Africa Trade Bill Still Fails to Protect Worker Rights
February 19, 1999
Some backers of the African Growth and Opportunity Act (HR 434) claim that their Africa trade legislation provides labor rights safeguards. In fact, the bill does not provide meaningful protections for workers, which is why African and U.S. unions oppose the measure.
Unfortunately, a recent amendment to HR 434 – offered by Rep. Sam Gejdenson and partially approved on February 11 by the House International Relations Committee – does not correct this serious problem.
The bill's supporters claim that because some of the bill's trade provisions are based on the Generalized System of Preferences (GSP), which contains some labor rights language, that the legislation "covers" worker rights.
In reality, as years of experience have demonstrated, GSP labor rights provisions are hampered by weak enforcement mechanisms and a huge loophole. Under GSP, in order for a country to be eligible for preferential access to the U.S. market, the President merely has to certify that the country is "taking steps" toward the protection of labor rights. This vague language has allowed even notorious labor rights abusers like Guatemala to be certified as eligible for benefits.

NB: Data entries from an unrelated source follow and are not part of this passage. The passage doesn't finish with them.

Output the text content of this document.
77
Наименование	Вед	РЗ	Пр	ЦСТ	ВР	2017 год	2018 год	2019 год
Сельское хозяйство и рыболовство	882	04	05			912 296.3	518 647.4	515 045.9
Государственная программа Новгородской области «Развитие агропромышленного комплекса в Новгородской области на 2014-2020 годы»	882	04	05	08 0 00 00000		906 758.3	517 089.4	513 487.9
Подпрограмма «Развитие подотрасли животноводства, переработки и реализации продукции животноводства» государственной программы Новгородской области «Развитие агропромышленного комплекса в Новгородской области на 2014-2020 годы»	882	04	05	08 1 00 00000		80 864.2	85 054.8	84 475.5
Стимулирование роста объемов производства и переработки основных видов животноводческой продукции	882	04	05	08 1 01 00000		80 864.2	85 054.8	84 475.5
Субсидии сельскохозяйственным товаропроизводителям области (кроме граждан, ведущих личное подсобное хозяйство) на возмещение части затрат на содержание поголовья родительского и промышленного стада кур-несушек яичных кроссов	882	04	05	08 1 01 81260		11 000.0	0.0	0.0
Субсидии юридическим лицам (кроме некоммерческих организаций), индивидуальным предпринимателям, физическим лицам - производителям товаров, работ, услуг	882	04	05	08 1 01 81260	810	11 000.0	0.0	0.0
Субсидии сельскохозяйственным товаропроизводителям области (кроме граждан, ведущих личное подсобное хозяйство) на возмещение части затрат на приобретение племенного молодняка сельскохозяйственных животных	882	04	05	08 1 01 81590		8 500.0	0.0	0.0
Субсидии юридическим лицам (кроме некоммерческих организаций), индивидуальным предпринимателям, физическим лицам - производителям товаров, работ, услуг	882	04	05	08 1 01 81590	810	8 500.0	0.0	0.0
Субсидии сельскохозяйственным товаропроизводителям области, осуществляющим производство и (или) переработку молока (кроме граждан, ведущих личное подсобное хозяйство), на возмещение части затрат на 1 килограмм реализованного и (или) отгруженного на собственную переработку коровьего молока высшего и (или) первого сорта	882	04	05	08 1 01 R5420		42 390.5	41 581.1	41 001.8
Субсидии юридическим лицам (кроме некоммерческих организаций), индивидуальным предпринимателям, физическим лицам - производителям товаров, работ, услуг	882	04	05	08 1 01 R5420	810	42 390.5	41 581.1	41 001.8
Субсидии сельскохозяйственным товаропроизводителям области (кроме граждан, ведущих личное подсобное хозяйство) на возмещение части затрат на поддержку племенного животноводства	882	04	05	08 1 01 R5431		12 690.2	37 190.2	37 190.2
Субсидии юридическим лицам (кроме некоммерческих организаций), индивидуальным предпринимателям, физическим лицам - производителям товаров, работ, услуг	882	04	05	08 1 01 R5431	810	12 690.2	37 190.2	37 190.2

Moreover, GSP labor rights provisions cannot be enforced through private action – meaning that when a country is clearly not "taking steps" to protect worker rights, but is nonetheless certified as doing so, no legal action can be taken by U.S. citizens to force decertification. The only recourse is a time-consuming petition process which often results in the rejection of petitions and involves no right of appeal. Finally, GSP labor rights provisions impose no obligations on corporations themselves – only on governments. Corporations that violate internationally-recognized labor rights can do so at will and continue to enjoy market access benefits - as long as they are operating in a country that has been certified eligible, under GSP's vague standard.
The Gejdenson amendment, which adds labor rights to a long list of criteria African countries are supposed to meet in order to be eligible for benefits under the bill, is no stronger than the existing GSP labor provisions – and even less enforceable. Under the portion of the amendment approved by the Committee, a country does not have to uphold internationally recognized worker rights to be eligible for benefits. Instead, the President can certify a country as eligible upon a determination that the country is "making continual progress toward" upholding worker rights. This is scant improvement over the vague and inadequate GSP standard.
Most importantly, there is no enforcement mechanism whatsoever – not even the right to petition allowed under GSP. Rep. Sherrod Brown attempted to correct this problem in the International Relations Committee by adding strong enforcement language, but his amendment was opposed by the backers of HR 434 and was ruled out of order by the Chair.
While the Gejdenson amendment is a step in the right direction in that it explicitly raises the issue of labor rights, it simply does not provide meaningful labor standards in legislation that is otherwise bereft of them. HR 434, as amended, does not contain the kind of worker rights provisions we feel must be included in U.S. trade agreements and trade legislation.
We support the unambiguous labor standards and the meaningful enforcement mechanisms necessary to ensure that the rights of workers will be respected by countries and companies benefiting from the bill. Such provisions are included in Rep. Jesse Jackson's HOPE for Africa bill, which is why we support that Africa trade legislation. We hope you will join us in supporting the Hope for Africa Act.
Union of Needletrades, Industrial and Textile Employees (UNITE!)